Council Examining Practices for Outsourcing Plan Services

The Department of Labor’s (DOL) ERISA Advisory Council is examining practices for outsourcing employee benefit plan services.

In an issue statement, the council notes that certain functions by their nature must be outsourced to a third party, while others are outsourced for practical reasons, but there is an emerging trend toward also outsourcing functions that have traditionally been exercised by plan sponsors or other employer fiduciaries, including functions such as investment fund selection, discretionary plan administration and investment strategy. In addition, the council says, there’s an emerging trend towards using multiple employer plan structures as a mechanism to “outsource” the provision of retirement plan benefits particularly in the small company market.

According to the council, outsourcing plan services presents questions about the allocation of legal responsibilities and risk for activities of service providers on behalf of plans, including responsibilities imposed by the Employee Retirement Income Security Act (ERISA) and responsibilities allocated and risks assumed service contracts. The council contends the allocation of responsibilities and risk is not always well understood by plan sponsors and other employer fiduciaries and they may misunderstand what their legal responsibilities continue to be when services are outsourced.

“While the Department of Labor (DOL) has issued guidance in several areas regarding both plan sponsor and service provider responsibilities, there is no uniform analytical framework for understanding outsourcing, particularly in the context of fiduciary services,” the council says in its issue statement.

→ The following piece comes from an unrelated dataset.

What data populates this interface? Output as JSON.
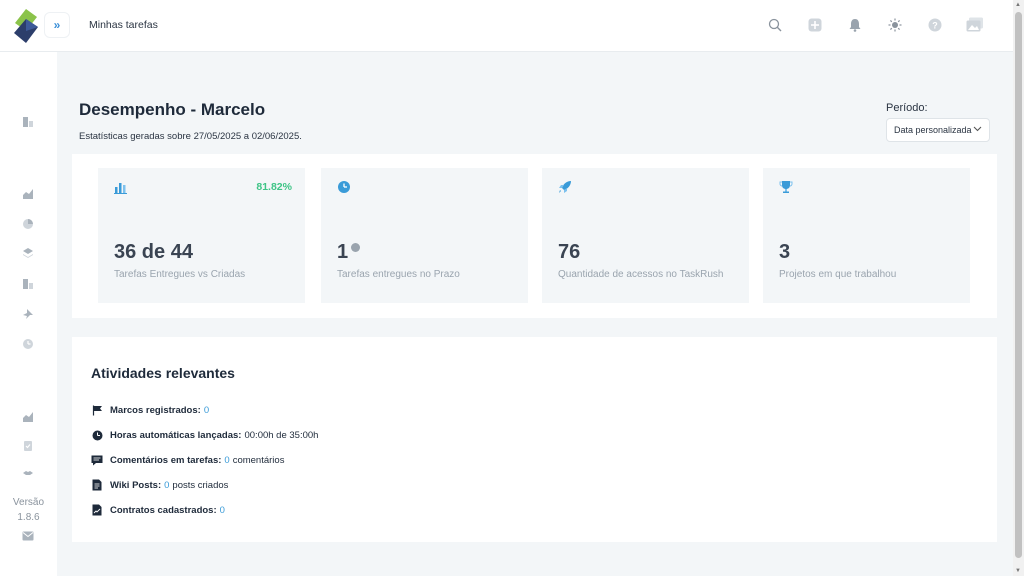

The council intends to draft recommendations to the Secretary of Labor for consideration.

It says its examination will focus on:

  • Identifying current industry practices and trends regarding the types of services being outsourced (both fiduciary and non-fiduciary) and the market for delivery of those services, including differences in outsourcing practices by type of provider, plan size or plan type;
  • Clarifying the legal framework under ERISA for retaining outsourced service providers, including both plan sponsor and service provider responsibilities, and suggest areas where further DOL guidance might be helpful;
  • Making recommendations to DOL about current best practices in selecting and monitoring outsourced service providers, including identification of performance standards, benchmarking of costs and mitigating conflicts of interest;
  • For fiduciary services, exploring the differences between status as a fiduciary under ERISA section 3(16), 3(21) and ERISA section 3(38) and the scope of co-fiduciary liability in the outsourcing context;
  • Identifying current contracting practices with respect to outsourced services, including provisions such as termination rights, indemnification, liability caps, service level agreements, etc. that might assist plan sponsors and other fiduciaries in negotiating service agreements; and
  • Examining insurance coverage and ERISA bonding practices of outsourced service providers to assist in understanding the extent to which risks are shifted from plan sponsors and other fiduciaries to service providers.

The American Benefits Council (ABC) urged the ERISA Advisory Council to avoid adding an additional layer of complexity for retirement plan sponsors.

“We respectfully request that the DOL take caution to not add another layer of complexity related to plan sponsors’ decisionmaking as it pertains to the procurement of plan-related services from suppliers and vendors who reside outside the company,” Allison R. Klausner, assistant general counsel for benefits, Honeywell International Inc., said in testimony before the council, speaking on behalf of ABC.

“The Council would support DOL initiatives with regard to outsourcing work relating to the delivery of employee benefits, but only so long as it is not one that limits the freedoms of the plan sponsor to make corporate decisions that fit its corporate culture and the personality and needs of its workforce,” she added.

Klausner told the council about the process Honeywell uses to select outsourcing providers, but noted while the system works well for her firm, every company is different. “Any government initiative in this area should permit continued flexibility for American companies as they provide benefits to their workers and retirees in an effort to support their collective health and financial well-being,” she said.